Sunday, November 4, 2012

Sense of Place: Disorientation, Excitement, Nostalgia

Yesterday, I served as the moderator of a session titled "Creating Your Career: Alternatives to Traditional Employment" at the autumn New England Archivists' conference. I was excited to be returning to the school from which I received my Master's 20 years ago. I hadn't been on campus in 15 years. In fact, when I was last at Simmons College, they didn't really have a campus. I was familiar with the main building and a parking lot that was a constant cause of consternation. Parking was precious with not nearly enough space to accommodate the student body. Though I knew that Simmons had a great school of management and other programs in different buildings, it was as if those schools were not really part of my own since we were separated by architectural design.

I pulled into the underground parking lot and found a space with ease. The trip down from New Hampshire was smooth, though my sense of direction was not. Everything looked different. New businesses and construction confused me and I ended up driving out of my way to get where I was going. I was already feeling disoriented when I exited the parking garage and went up the elevator to a quad area. Simmons actually has a real campus now with buildings for the different schools connected by an outdoor area. A shiny new building greeted me for my conference across the way. It was clean, light, and full of glass. "Wow! This is MY school." I felt proud of the leaps my "little" school has taken in the past couple of decades. But I also felt a little old and disconnected. I realized that there was a definite generation gap between current students and my generation.

Having arrived early, I worked my way up to the library. It was basically my second home for one and a half years. I took an elevator up, admired the archives on display outside the information center and wandered in. Computers were everywhere, which was not unexpected. Comfortable sitting areas, clean tables, carpeting, and more showed off the best side of library science. Unlike MY Simmons library, this one comfortably combined resources for all of Simmons' schools. I wondered how students could really get the full impact of a cataloging class by sitting in such a cushy space. I was nostalgic for the hard tables and chairs surrounded by shelves of Library of Congress cataloging guides.  I had a deja view moment when I passed a copier. Something was familiar. Was this part of the old design? (Having a lousy sense of direction and less than stellar spacial relation skills, I couldn't be sure.)

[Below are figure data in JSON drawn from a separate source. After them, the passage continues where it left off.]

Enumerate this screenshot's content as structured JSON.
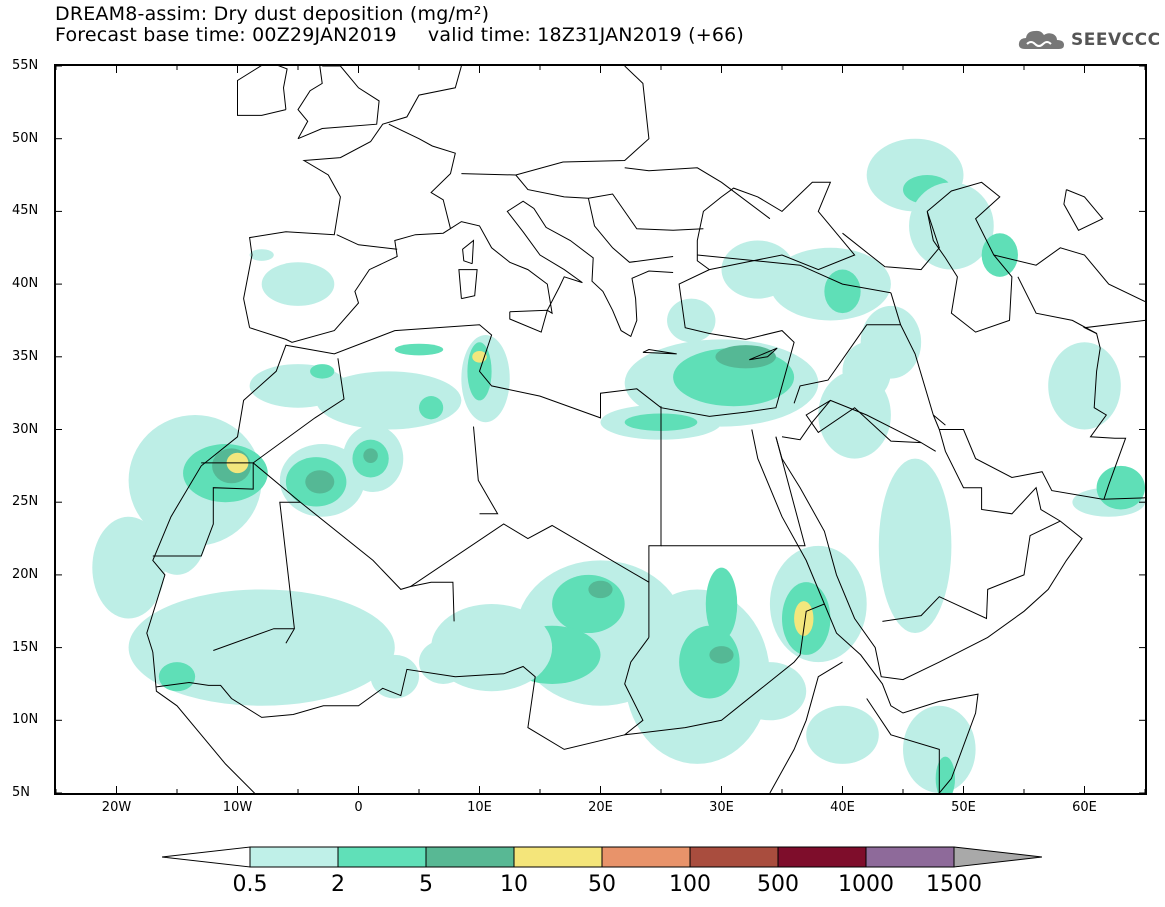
{
  "title": {
    "line1": "DREAM8-assim: Dry dust deposition (mg/m²)",
    "line2": "Forecast base time: 00Z29JAN2019     valid time: 18Z31JAN2019 (+66)"
  },
  "logo": {
    "text": "SEEVCCC",
    "icon": "cloud-icon"
  },
  "map": {
    "lon_range": [
      -25,
      65
    ],
    "lat_range": [
      5,
      55
    ],
    "y_ticks": [
      {
        "lat": 55,
        "label": "55N"
      },
      {
        "lat": 50,
        "label": "50N"
      },
      {
        "lat": 45,
        "label": "45N"
      },
      {
        "lat": 40,
        "label": "40N"
      },
      {
        "lat": 35,
        "label": "35N"
      },
      {
        "lat": 30,
        "label": "30N"
      },
      {
        "lat": 25,
        "label": "25N"
      },
      {
        "lat": 20,
        "label": "20N"
      },
      {
        "lat": 15,
        "label": "15N"
      },
      {
        "lat": 10,
        "label": "10N"
      },
      {
        "lat": 5,
        "label": "5N"
      }
    ],
    "x_ticks": [
      {
        "lon": -20,
        "label": "20W"
      },
      {
        "lon": -10,
        "label": "10W"
      },
      {
        "lon": 0,
        "label": "0"
      },
      {
        "lon": 10,
        "label": "10E"
      },
      {
        "lon": 20,
        "label": "20E"
      },
      {
        "lon": 30,
        "label": "30E"
      },
      {
        "lon": 40,
        "label": "40E"
      },
      {
        "lon": 50,
        "label": "50E"
      },
      {
        "lon": 60,
        "label": "60E"
      }
    ],
    "colors": {
      "land_line": "#000000",
      "c1": "#bdeee6",
      "c2": "#5fdfb7",
      "c3": "#55b895",
      "c4": "#f3e77d"
    }
  },
  "colorbar": {
    "labels": [
      "0.5",
      "2",
      "5",
      "10",
      "50",
      "100",
      "500",
      "1000",
      "1500"
    ],
    "colors": [
      "#bff0e8",
      "#60e0b8",
      "#58b894",
      "#f4e57a",
      "#e8936a",
      "#a94d3e",
      "#7e0d2b",
      "#8e6a9a"
    ],
    "under_color": "#ffffff",
    "over_color": "#a9a9a9"
  }
}
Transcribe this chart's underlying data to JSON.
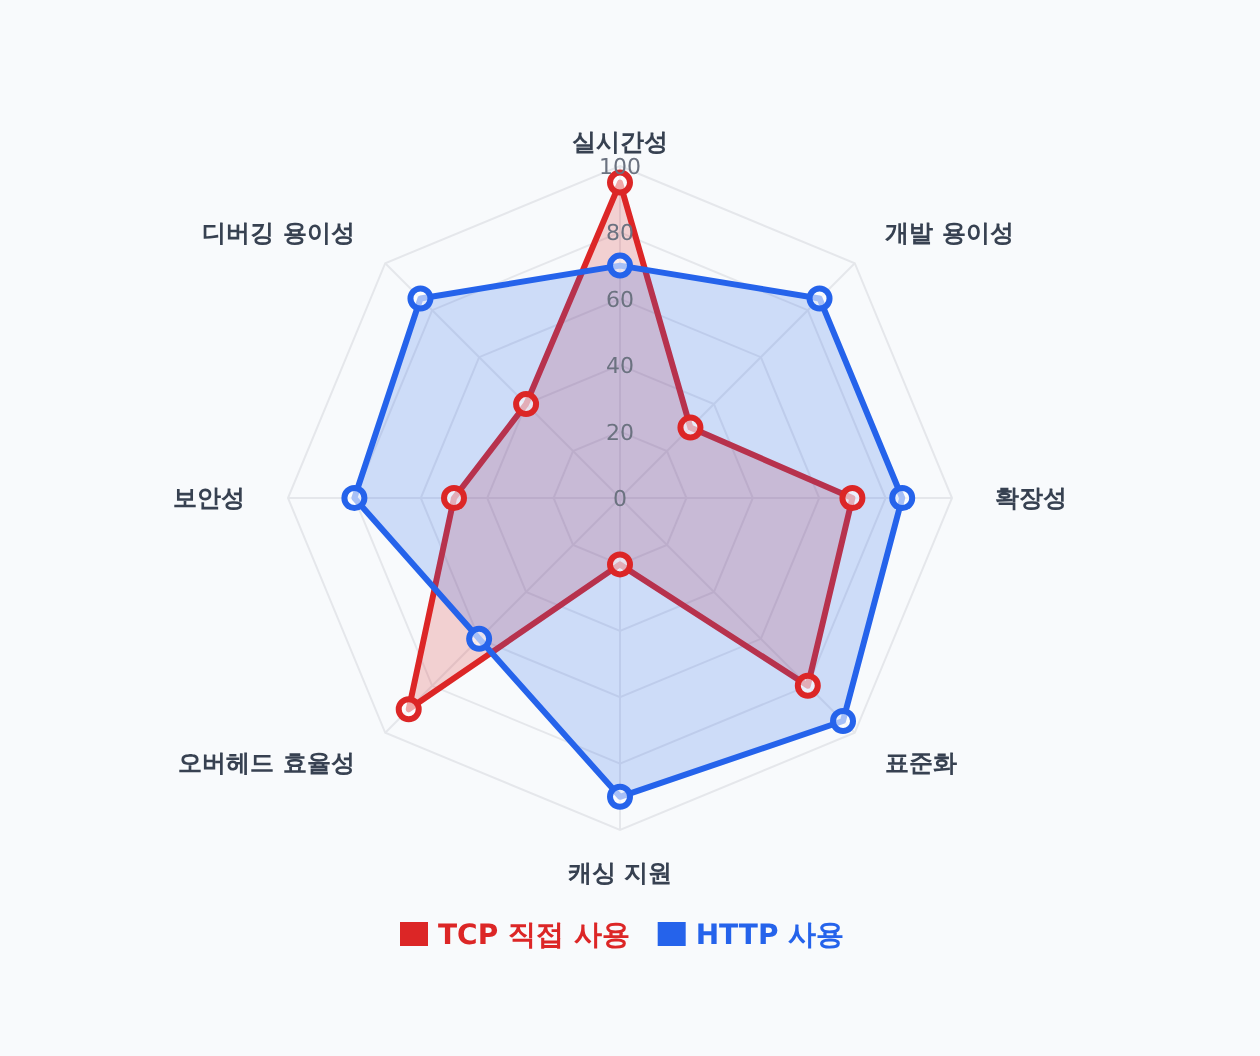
{
  "chart_data": {
    "type": "radar",
    "categories": [
      "실시간성",
      "개발 용이성",
      "확장성",
      "표준화",
      "캐싱 지원",
      "오버헤드 효율성",
      "보안성",
      "디버깅 용이성"
    ],
    "series": [
      {
        "name": "TCP 직접 사용",
        "color": "#dc2626",
        "values": [
          95,
          30,
          70,
          80,
          20,
          90,
          50,
          40
        ]
      },
      {
        "name": "HTTP 사용",
        "color": "#2563eb",
        "values": [
          70,
          85,
          85,
          95,
          90,
          60,
          80,
          85
        ]
      }
    ],
    "ylim": [
      0,
      100
    ],
    "yticks": [
      0,
      20,
      40,
      60,
      80,
      100
    ],
    "grid": true,
    "legend": "bottom",
    "marker": "circle"
  }
}
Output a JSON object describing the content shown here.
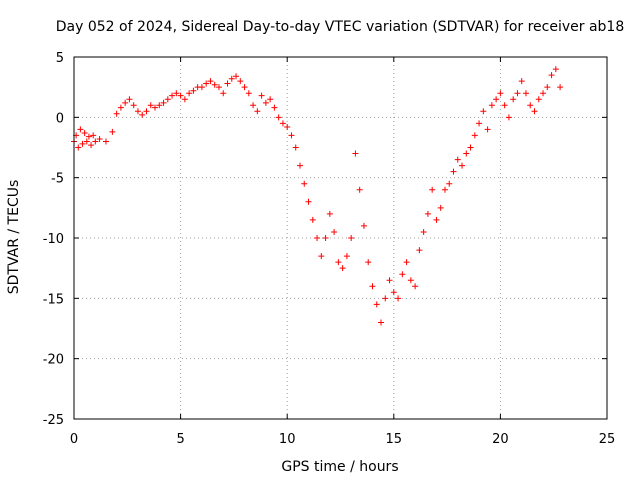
{
  "chart_data": {
    "type": "scatter",
    "title": "Day 052 of 2024, Sidereal Day-to-day VTEC variation (SDTVAR) for receiver ab18",
    "xlabel": "GPS time / hours",
    "ylabel": "SDTVAR / TECUs",
    "xlim": [
      0,
      25
    ],
    "ylim": [
      -25,
      5
    ],
    "xticks": [
      0,
      5,
      10,
      15,
      20,
      25
    ],
    "yticks": [
      -25,
      -20,
      -15,
      -10,
      -5,
      0,
      5
    ],
    "grid": true,
    "marker": "+",
    "color": "#ff0000",
    "series": [
      {
        "name": "SDTVAR",
        "points": [
          [
            0.0,
            -2.0
          ],
          [
            0.1,
            -1.5
          ],
          [
            0.2,
            -2.5
          ],
          [
            0.3,
            -1.0
          ],
          [
            0.4,
            -2.2
          ],
          [
            0.5,
            -1.3
          ],
          [
            0.6,
            -2.0
          ],
          [
            0.7,
            -1.6
          ],
          [
            0.8,
            -2.3
          ],
          [
            0.9,
            -1.5
          ],
          [
            1.0,
            -2.0
          ],
          [
            1.2,
            -1.8
          ],
          [
            1.5,
            -2.0
          ],
          [
            1.8,
            -1.2
          ],
          [
            2.0,
            0.3
          ],
          [
            2.2,
            0.8
          ],
          [
            2.4,
            1.2
          ],
          [
            2.6,
            1.5
          ],
          [
            2.8,
            1.0
          ],
          [
            3.0,
            0.5
          ],
          [
            3.2,
            0.2
          ],
          [
            3.4,
            0.5
          ],
          [
            3.6,
            1.0
          ],
          [
            3.8,
            0.8
          ],
          [
            4.0,
            1.0
          ],
          [
            4.2,
            1.2
          ],
          [
            4.4,
            1.5
          ],
          [
            4.6,
            1.8
          ],
          [
            4.8,
            2.0
          ],
          [
            5.0,
            1.8
          ],
          [
            5.2,
            1.5
          ],
          [
            5.4,
            2.0
          ],
          [
            5.6,
            2.2
          ],
          [
            5.8,
            2.5
          ],
          [
            6.0,
            2.5
          ],
          [
            6.2,
            2.8
          ],
          [
            6.4,
            3.0
          ],
          [
            6.6,
            2.7
          ],
          [
            6.8,
            2.5
          ],
          [
            7.0,
            2.0
          ],
          [
            7.2,
            2.8
          ],
          [
            7.4,
            3.2
          ],
          [
            7.6,
            3.4
          ],
          [
            7.8,
            3.0
          ],
          [
            8.0,
            2.5
          ],
          [
            8.2,
            2.0
          ],
          [
            8.4,
            1.0
          ],
          [
            8.6,
            0.5
          ],
          [
            8.8,
            1.8
          ],
          [
            9.0,
            1.2
          ],
          [
            9.2,
            1.5
          ],
          [
            9.4,
            0.8
          ],
          [
            9.6,
            0.0
          ],
          [
            9.8,
            -0.5
          ],
          [
            10.0,
            -0.8
          ],
          [
            10.2,
            -1.5
          ],
          [
            10.4,
            -2.5
          ],
          [
            10.6,
            -4.0
          ],
          [
            10.8,
            -5.5
          ],
          [
            11.0,
            -7.0
          ],
          [
            11.2,
            -8.5
          ],
          [
            11.4,
            -10.0
          ],
          [
            11.6,
            -11.5
          ],
          [
            11.8,
            -10.0
          ],
          [
            12.0,
            -8.0
          ],
          [
            12.2,
            -9.5
          ],
          [
            12.4,
            -12.0
          ],
          [
            12.6,
            -12.5
          ],
          [
            12.8,
            -11.5
          ],
          [
            13.0,
            -10.0
          ],
          [
            13.2,
            -3.0
          ],
          [
            13.4,
            -6.0
          ],
          [
            13.6,
            -9.0
          ],
          [
            13.8,
            -12.0
          ],
          [
            14.0,
            -14.0
          ],
          [
            14.2,
            -15.5
          ],
          [
            14.4,
            -17.0
          ],
          [
            14.6,
            -15.0
          ],
          [
            14.8,
            -13.5
          ],
          [
            15.0,
            -14.5
          ],
          [
            15.2,
            -15.0
          ],
          [
            15.4,
            -13.0
          ],
          [
            15.6,
            -12.0
          ],
          [
            15.8,
            -13.5
          ],
          [
            16.0,
            -14.0
          ],
          [
            16.2,
            -11.0
          ],
          [
            16.4,
            -9.5
          ],
          [
            16.6,
            -8.0
          ],
          [
            16.8,
            -6.0
          ],
          [
            17.0,
            -8.5
          ],
          [
            17.2,
            -7.5
          ],
          [
            17.4,
            -6.0
          ],
          [
            17.6,
            -5.5
          ],
          [
            17.8,
            -4.5
          ],
          [
            18.0,
            -3.5
          ],
          [
            18.2,
            -4.0
          ],
          [
            18.4,
            -3.0
          ],
          [
            18.6,
            -2.5
          ],
          [
            18.8,
            -1.5
          ],
          [
            19.0,
            -0.5
          ],
          [
            19.2,
            0.5
          ],
          [
            19.4,
            -1.0
          ],
          [
            19.6,
            1.0
          ],
          [
            19.8,
            1.5
          ],
          [
            20.0,
            2.0
          ],
          [
            20.2,
            1.0
          ],
          [
            20.4,
            0.0
          ],
          [
            20.6,
            1.5
          ],
          [
            20.8,
            2.0
          ],
          [
            21.0,
            3.0
          ],
          [
            21.2,
            2.0
          ],
          [
            21.4,
            1.0
          ],
          [
            21.6,
            0.5
          ],
          [
            21.8,
            1.5
          ],
          [
            22.0,
            2.0
          ],
          [
            22.2,
            2.5
          ],
          [
            22.4,
            3.5
          ],
          [
            22.6,
            4.0
          ],
          [
            22.8,
            2.5
          ]
        ]
      }
    ]
  }
}
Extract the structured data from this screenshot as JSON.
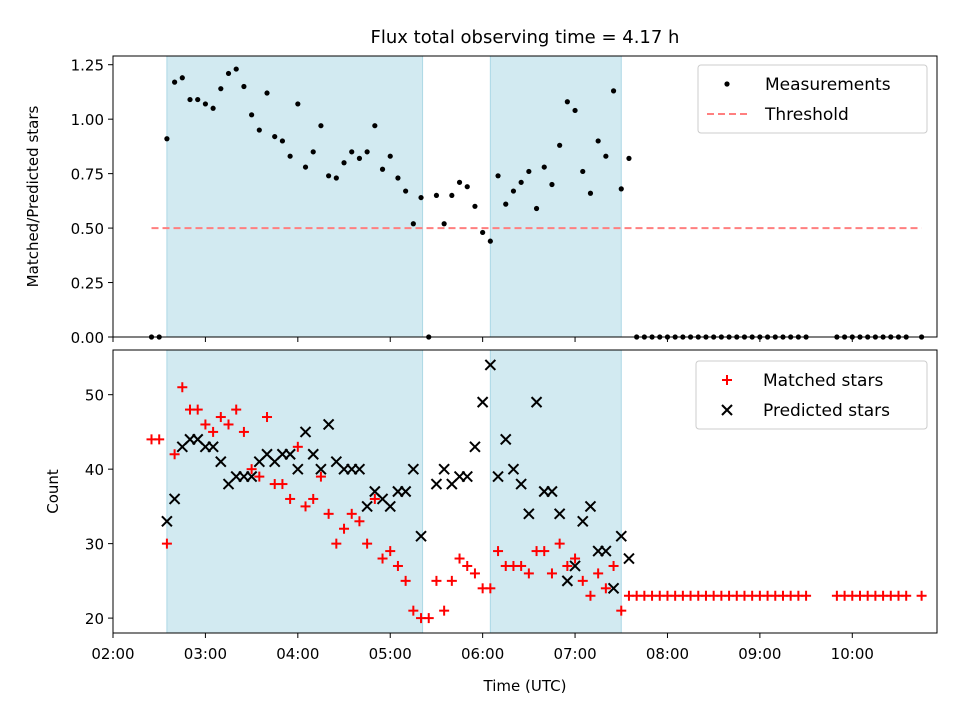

Simmons College graduation day, 1993.
The student body seemed very young. I was the youngest person in the program when I attended Simmons. It now seemed like everyone wandering the halls was in her/his early twenties. That is, everyone looked young until I passed another woman looking as dazed and confused as I felt. "Wow, this place has changed," she muttered. She had the poised, intellectual look of a well-informed librarian. She was working her way through the conference with a sense of professional grounding, I think. I knew that she was seeking a few pointers that she might have missed along the way. She was not bouncing from program to program quickly taking as many notes as she could to figure out who she wanted to be and what path she would follow to launch her archives career. "When did you graduate?" I asked. "1992," she responded. " we know each other?" No. But we both knew that we shared the same sense of place. We were part of the same Simmons community with a sense of place that differed from many others at the conference that day.

Then, I reached it. I stood in the main entryway of the old Simmons building that I knew so well. It  looked virtually the same. The old architecture greeted me with open arms. I felt markedly more relaxed and thought, "I'm so glad they left you intact." This was/is MY Simmons. This was the hall that held my memories and I could practically hear the voices of my generation beating from the walls. I welcome change, but I am once again reminded of the importance of memory and sense of place. They are so intricately woven into our sense of self. They are part of the thread of our history. Sense of place is a delicate thing. Markers reminding us of where we have been help ground us and let us walk confidently into our future.

I entered the lecture hall. I was ready to share what I could to help this new generation, with their new sense of place, to find their own confident stride.


  1. I often have occasion to go back to URI, my undergraduate alma mater (I would live in the library there if I could). It had long remained exactly as I knew it back in the 1980s, but in the last 2-3 years the campus has been vastly transformed. Vast new buildings put up, old buildings torn down, completely different traffic flows... I wonder if anyone at the campus thought to specifically document the "before," prior to all the recent changes?

  2. I was wondering that about Simmons as I wrote this, Mark.

    In my first professional position, at the public library in Waltham, Massachusetts, I was lucky enough to come on board immediately after a building expansion. Records that documented the work were accompanied by photographs. I began putting together a collection that included the library's history of "before" and "after." Adults who had attended the library in their youth especially loved the images of the old children's room. The room had been converted for a new purpose. It is now the local history room there. Having never attended the library prior to my hiring, as archivist I only personally knew that space for one purpose. Comparing my visitors' memories to my knowledge of the renovation was fascinating.